María de Jesús Flores, LLERENA
—Oiga, le dije respetuosamente después de haber
estado escuchándolo un rato demasiado largo, ¿le importaría prescindir del
artículo “la” para referirse a María
de Magdala?. Creo percibir —supongo que sin mala intención— un tono algo displicente,
desatento, impropio de una persona de su
dignísima dignidad. Quizá lo ignore y esa
es la razón por la cual me gustaría informarle
de que “la Magdalena” a la que
usted nos ha dejado de nombrar en esos términos, tiene nombre propio: Se
llama María. Precioso, ¿verdad?; y es, además, una de las pocas mujeres con nombre propio en los
evangelios. Magdala es,
sencillamente, un gentilicio. Y esto que
a usted puede resultarle “de cajón” tiene su importancia y su trascendencia,
pues el hecho de que al nombre propio el evangelista añada su lugar de origen
obedece a que es de las pocas mujeres que en los relatos evangélicos no aparece
ligada a ningún varón, ni definida por su rol subordinado a él, lo cual quiere decir que estamos ante una
mujer cien por cien independiente y libre que supo coger la vida entre sus
manos y tomar decisiones propias. Otro tanto sucede con María, de Nazaret ¿lo ve? Hay también una Susana (Lc 8,3) y una Salomé (Mc 15,40)

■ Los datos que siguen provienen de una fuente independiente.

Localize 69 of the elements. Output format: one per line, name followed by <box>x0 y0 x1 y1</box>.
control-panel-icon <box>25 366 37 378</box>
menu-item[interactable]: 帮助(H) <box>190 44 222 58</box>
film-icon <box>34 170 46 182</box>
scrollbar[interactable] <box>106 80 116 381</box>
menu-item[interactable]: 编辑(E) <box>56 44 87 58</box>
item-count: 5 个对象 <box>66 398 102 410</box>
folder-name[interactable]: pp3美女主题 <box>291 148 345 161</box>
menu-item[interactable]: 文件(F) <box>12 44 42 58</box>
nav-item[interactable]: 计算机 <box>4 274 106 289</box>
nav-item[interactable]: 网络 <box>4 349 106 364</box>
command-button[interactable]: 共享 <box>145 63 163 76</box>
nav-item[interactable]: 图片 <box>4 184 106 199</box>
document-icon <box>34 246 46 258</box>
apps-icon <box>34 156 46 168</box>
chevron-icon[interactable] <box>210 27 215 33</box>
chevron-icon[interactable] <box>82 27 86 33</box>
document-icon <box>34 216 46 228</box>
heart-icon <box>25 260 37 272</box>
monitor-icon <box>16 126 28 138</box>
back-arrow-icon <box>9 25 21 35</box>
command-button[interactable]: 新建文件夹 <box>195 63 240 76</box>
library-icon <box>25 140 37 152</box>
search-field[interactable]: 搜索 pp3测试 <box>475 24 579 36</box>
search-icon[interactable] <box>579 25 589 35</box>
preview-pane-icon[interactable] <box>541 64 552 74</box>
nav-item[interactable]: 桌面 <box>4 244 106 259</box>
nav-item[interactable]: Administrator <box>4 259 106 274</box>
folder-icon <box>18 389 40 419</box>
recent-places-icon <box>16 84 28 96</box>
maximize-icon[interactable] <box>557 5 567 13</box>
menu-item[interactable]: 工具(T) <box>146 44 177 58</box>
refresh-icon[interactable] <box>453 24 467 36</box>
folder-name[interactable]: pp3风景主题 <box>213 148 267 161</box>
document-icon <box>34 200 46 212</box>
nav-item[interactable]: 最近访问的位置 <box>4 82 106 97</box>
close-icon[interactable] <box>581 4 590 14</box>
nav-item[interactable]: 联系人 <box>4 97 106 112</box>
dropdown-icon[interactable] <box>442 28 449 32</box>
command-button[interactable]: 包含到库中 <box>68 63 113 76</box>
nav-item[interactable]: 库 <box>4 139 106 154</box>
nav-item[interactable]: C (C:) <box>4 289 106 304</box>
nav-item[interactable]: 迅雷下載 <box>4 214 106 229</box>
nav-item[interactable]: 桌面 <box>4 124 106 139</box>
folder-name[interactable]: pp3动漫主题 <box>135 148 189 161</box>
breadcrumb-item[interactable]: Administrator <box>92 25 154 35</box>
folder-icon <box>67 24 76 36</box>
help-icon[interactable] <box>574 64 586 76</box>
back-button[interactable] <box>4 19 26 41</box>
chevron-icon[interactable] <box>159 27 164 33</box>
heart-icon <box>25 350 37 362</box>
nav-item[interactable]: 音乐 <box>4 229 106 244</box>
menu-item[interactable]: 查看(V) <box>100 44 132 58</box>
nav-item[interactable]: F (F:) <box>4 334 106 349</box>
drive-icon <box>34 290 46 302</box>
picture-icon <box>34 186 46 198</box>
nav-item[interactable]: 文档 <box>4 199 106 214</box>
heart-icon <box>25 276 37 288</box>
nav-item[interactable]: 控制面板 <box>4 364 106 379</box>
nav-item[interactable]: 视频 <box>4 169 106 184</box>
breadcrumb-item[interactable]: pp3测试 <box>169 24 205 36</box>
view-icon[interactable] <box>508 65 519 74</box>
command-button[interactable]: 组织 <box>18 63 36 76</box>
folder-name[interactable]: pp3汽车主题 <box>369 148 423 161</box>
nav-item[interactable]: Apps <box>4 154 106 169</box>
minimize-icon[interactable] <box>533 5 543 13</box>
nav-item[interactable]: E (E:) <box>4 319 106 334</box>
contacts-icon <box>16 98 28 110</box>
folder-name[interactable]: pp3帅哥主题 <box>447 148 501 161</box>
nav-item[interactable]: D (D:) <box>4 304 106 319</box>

que aparecen a la sombra de sí mismas. Posiblemente no había caído en la
cuenta, pero no se preocupe, que para
eso estamos, para ayudarnos unas a otros. Insisto, las otras mujeres —¡con
nombre!, que esa es otra cuestión que podemos dejar para otro día— nos son
conocidas por su vinculación-sometimiento primero a sus padres, después a sus
maridos y, por último a sus hijos… Por refrescare la memoria le nombraré a
algunas: Juana, mujer de Cusa, un administrador de Herodes; María, la
madre de Santiago y de José (Lc 8, 3-5);
Ana, profetisa de profesión, y perdone la redundancia, hija de
Fanuel (Lc 2,36); María, mujer de Cleofás
(Jn 19,25) Herodías, mujer de Filipo;
Isabel, esposa de Zacarías, el cura viejo e incrédulo (Mc 6,17ss), etc.
¿Ha visto qué
interesante y cómo cambian las cosas cuando se ubican convenientemente? Pues
así pasa con todo. De ahí mi malestar, porque al utilizar el artículo determinado “la” referido a María de Magdala, se refuerza el infundio de que era una prostituta a sueldo (Nota pie de página: “pero arrepentida”), de lo cual, y perdona la insistencia no
hay constancia alguna.
Estoy convencida
de que no hay personaje al que la historia, pero más que nada el cristianismo,
le deba tanto como a esta ancestra de nuestra fe con la que no supieron que
hacer los líderes religiosos de las
primeras comunidades cristianas; precisamente por su capacidad de liderazgo—¡como
lo oye!— lo que parece que originó no
pocas tensiones y desbandadas.
Como de un
triple salto mortal en el aire, se tratara, de ese “más difícil todavía”, por alguna
oscura decisión, María de Magdala, de la noche a mañana, pasó de prostituta a
santa, y de anunciadora de la resurrección de
Jesús, con todos los avales de
discípula y enviada: “Ve a mis hermanos y diles” (Jn
20,17) a “Apóstol de los apóstoles”.
Perdida la carrera, por trampas del
adversario, quisieron conformarla con un premio por de consolación. Y todo para no incluirla, ni a ella ni a otras muchas, en la tradición apostólica. ¡Ahí es nada!
Es claro que a
María de Magdala le han secuestrado su verdadera
identidad y hay que restituírsela, la han
lesionado y hay que rehabilitarla, la han hundido en el barro del descrédito dejándola,
siglo tras siglo, bajo la luz “de un
farol rojo”, más bien ligerita de ropa, con los cabellos alborotados y
posturas nada respetables… A María hay que ponerla nuevamente de pie y en camino, y darle palabra, porque ello conviene a la verdad.
La cuestión de que Jesús la liberara de “siete demonios” (Mc 16,9), lo que parece ser la base del infundio, indicaría un proceso de transformación
interior; como usted bien sabe, siete es
un número simbólico que expresa totalidad, perfección, plenitud; lo cual quiere decir que María fue una mujer íntegra
e integradora. ¡María fue ella!
Imagínese
el bien que nos haría a usted y a mí darnos
cuenta de cuántos y cuáles son los demonios
que diariamente desaloja el Maestro de nuestra vida. En lo que a mí respecta, puedo
confesarle, sin rubor, que hace muchos años perdí la cuenta.